Now two of Solley’s graduate students are using Google SketchUp to design entire buildings that are accessible via the HoloLens. By donning the headset, the designers can take clients through the furnished building floor by floor.
“It’s a very inclusive technology,” says Solley. “It engages more people in how the end outcome or the output of design is created. It is experiential, and that’s an important aspect of what we do as designers.”
Graphic design junior Anh Nguyen has spent the semester mastering the multiple reality design tools with the physics students. As part of an independent study, Nguyen is using her artistic talents to create holograms that help illustrate complex physics concepts. Johnson then uses Nguyen’s holograms as teaching tools in his classroom. It’s a cycle of cross-disciplinary learning that benefits everyone.

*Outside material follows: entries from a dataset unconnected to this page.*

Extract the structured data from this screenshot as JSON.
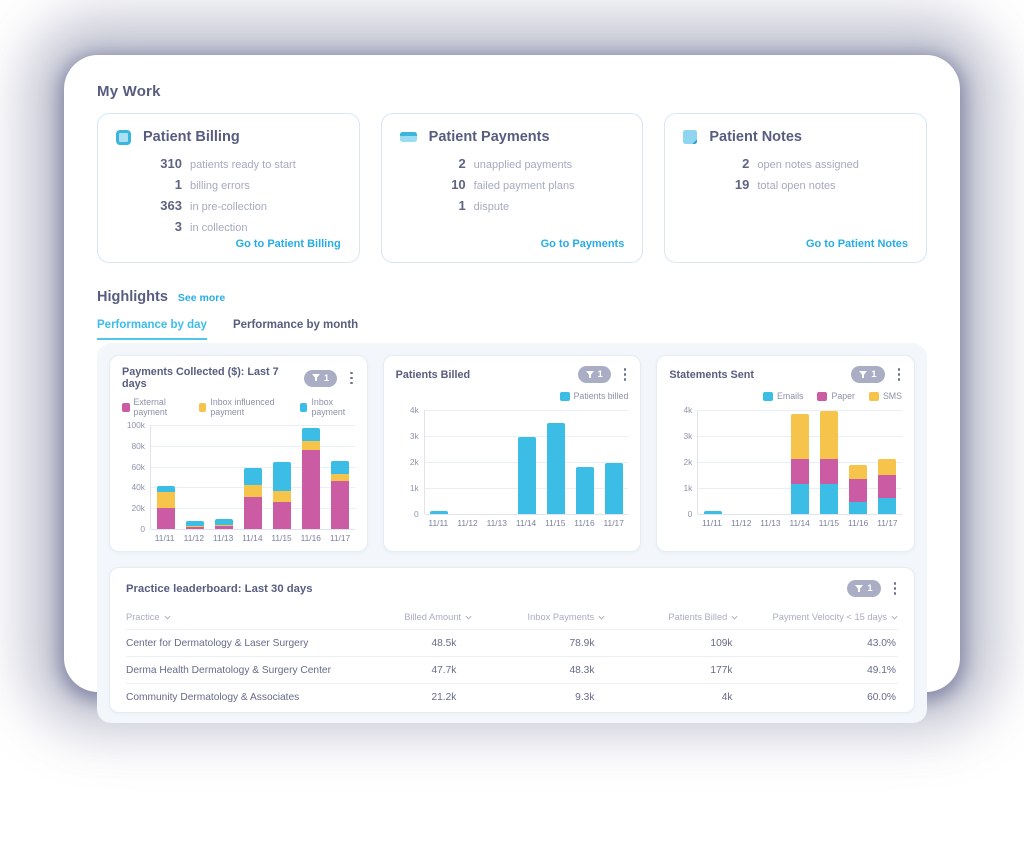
{
  "page": {
    "title": "My Work"
  },
  "cards": [
    {
      "title": "Patient Billing",
      "icon": "billing-icon",
      "stats": [
        {
          "value": "310",
          "label": "patients ready to start"
        },
        {
          "value": "1",
          "label": "billing errors"
        },
        {
          "value": "363",
          "label": "in pre-collection"
        },
        {
          "value": "3",
          "label": "in collection"
        }
      ],
      "link": "Go to Patient Billing"
    },
    {
      "title": "Patient Payments",
      "icon": "payments-icon",
      "stats": [
        {
          "value": "2",
          "label": "unapplied payments"
        },
        {
          "value": "10",
          "label": "failed payment plans"
        },
        {
          "value": "1",
          "label": "dispute"
        }
      ],
      "link": "Go to Payments"
    },
    {
      "title": "Patient Notes",
      "icon": "notes-icon",
      "stats": [
        {
          "value": "2",
          "label": "open notes assigned"
        },
        {
          "value": "19",
          "label": "total open notes"
        }
      ],
      "link": "Go to Patient Notes"
    }
  ],
  "highlights": {
    "title": "Highlights",
    "see_more": "See more",
    "tabs": [
      {
        "label": "Performance by day",
        "active": true
      },
      {
        "label": "Performance by month",
        "active": false
      }
    ]
  },
  "chart_data": [
    {
      "type": "bar",
      "stacked": true,
      "title": "Payments Collected ($): Last 7 days",
      "filter_count": "1",
      "categories": [
        "11/11",
        "11/12",
        "11/13",
        "11/14",
        "11/15",
        "11/16",
        "11/17"
      ],
      "series": [
        {
          "name": "External payment",
          "color": "#cb5ca4",
          "values": [
            20,
            2,
            2.5,
            30.5,
            26,
            76,
            46.5
          ]
        },
        {
          "name": "Inbox influenced payment",
          "color": "#f6c44a",
          "values": [
            15.5,
            1,
            1.5,
            12,
            11,
            8.5,
            6
          ]
        },
        {
          "name": "Inbox payment",
          "color": "#3bbde5",
          "values": [
            6,
            5,
            6,
            16,
            27,
            12.5,
            13
          ]
        }
      ],
      "unit": "thousands",
      "ylim": [
        0,
        100
      ],
      "yticks": [
        "100k",
        "80k",
        "60k",
        "40k",
        "20k",
        "0"
      ],
      "legend_position": "left",
      "grid": true,
      "xlabel": "",
      "ylabel": ""
    },
    {
      "type": "bar",
      "stacked": false,
      "title": "Patients Billed",
      "filter_count": "1",
      "categories": [
        "11/11",
        "11/12",
        "11/13",
        "11/14",
        "11/15",
        "11/16",
        "11/17"
      ],
      "series": [
        {
          "name": "Patients billed",
          "color": "#3bbde5",
          "values": [
            0.1,
            0,
            0,
            2.95,
            3.5,
            1.8,
            1.95
          ]
        }
      ],
      "unit": "thousands",
      "ylim": [
        0,
        4
      ],
      "yticks": [
        "4k",
        "3k",
        "2k",
        "1k",
        "0"
      ],
      "legend_position": "right",
      "grid": true,
      "xlabel": "",
      "ylabel": ""
    },
    {
      "type": "bar",
      "stacked": true,
      "title": "Statements Sent",
      "filter_count": "1",
      "categories": [
        "11/11",
        "11/12",
        "11/13",
        "11/14",
        "11/15",
        "11/16",
        "11/17"
      ],
      "series": [
        {
          "name": "Emails",
          "color": "#3bbde5",
          "values": [
            0.1,
            0,
            0,
            1.15,
            1.15,
            0.45,
            0.6
          ]
        },
        {
          "name": "Paper",
          "color": "#cb5ca4",
          "values": [
            0,
            0,
            0,
            0.95,
            0.95,
            0.9,
            0.9
          ]
        },
        {
          "name": "SMS",
          "color": "#f6c44a",
          "values": [
            0,
            0,
            0,
            1.75,
            1.85,
            0.55,
            0.6
          ]
        }
      ],
      "unit": "thousands",
      "ylim": [
        0,
        4
      ],
      "yticks": [
        "4k",
        "3k",
        "2k",
        "1k",
        "0"
      ],
      "legend_position": "right",
      "grid": true,
      "xlabel": "",
      "ylabel": ""
    }
  ],
  "leaderboard": {
    "title": "Practice leaderboard: Last 30 days",
    "filter_count": "1",
    "columns": [
      "Practice",
      "Billed Amount",
      "Inbox Payments",
      "Patients Billed",
      "Payment Velocity < 15 days"
    ],
    "rows": [
      [
        "Center for Dermatology & Laser Surgery",
        "48.5k",
        "78.9k",
        "109k",
        "43.0%"
      ],
      [
        "Derma Health Dermatology & Surgery Center",
        "47.7k",
        "48.3k",
        "177k",
        "49.1%"
      ],
      [
        "Community Dermatology & Associates",
        "21.2k",
        "9.3k",
        "4k",
        "60.0%"
      ]
    ]
  },
  "colors": {
    "accent_cyan": "#27ade6",
    "heading": "#585d80",
    "muted": "#a6aabe",
    "pill_bg": "#a9aec4",
    "panel_bg": "#f3f7fb",
    "pink": "#cb5ca4",
    "yellow": "#f6c44a",
    "cyan": "#3bbde5"
  }
}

“People think that art students just like drawing and painting,” says Nguyen. “Now I can imagine myself having a job working with science.”
Into the future
In the past few months, Johnson has worked with faculty in physics, biology, chemistry, art & design, and engineering. He has lost track of all the demos he has done for faculty and administrators across campus, but his enthusiasm for expanding the use of multiple reality tech has only grown.
“It’s like being at the start of computers,” says Johnson. “Mixed reality technology is developing rapidly, getting better and cheaper with each new innovation. We’re in on the ground floor.
“The applications are in medicine, in law, in research, in business, design, history, English, you name it. You’re gonna see this everywhere.”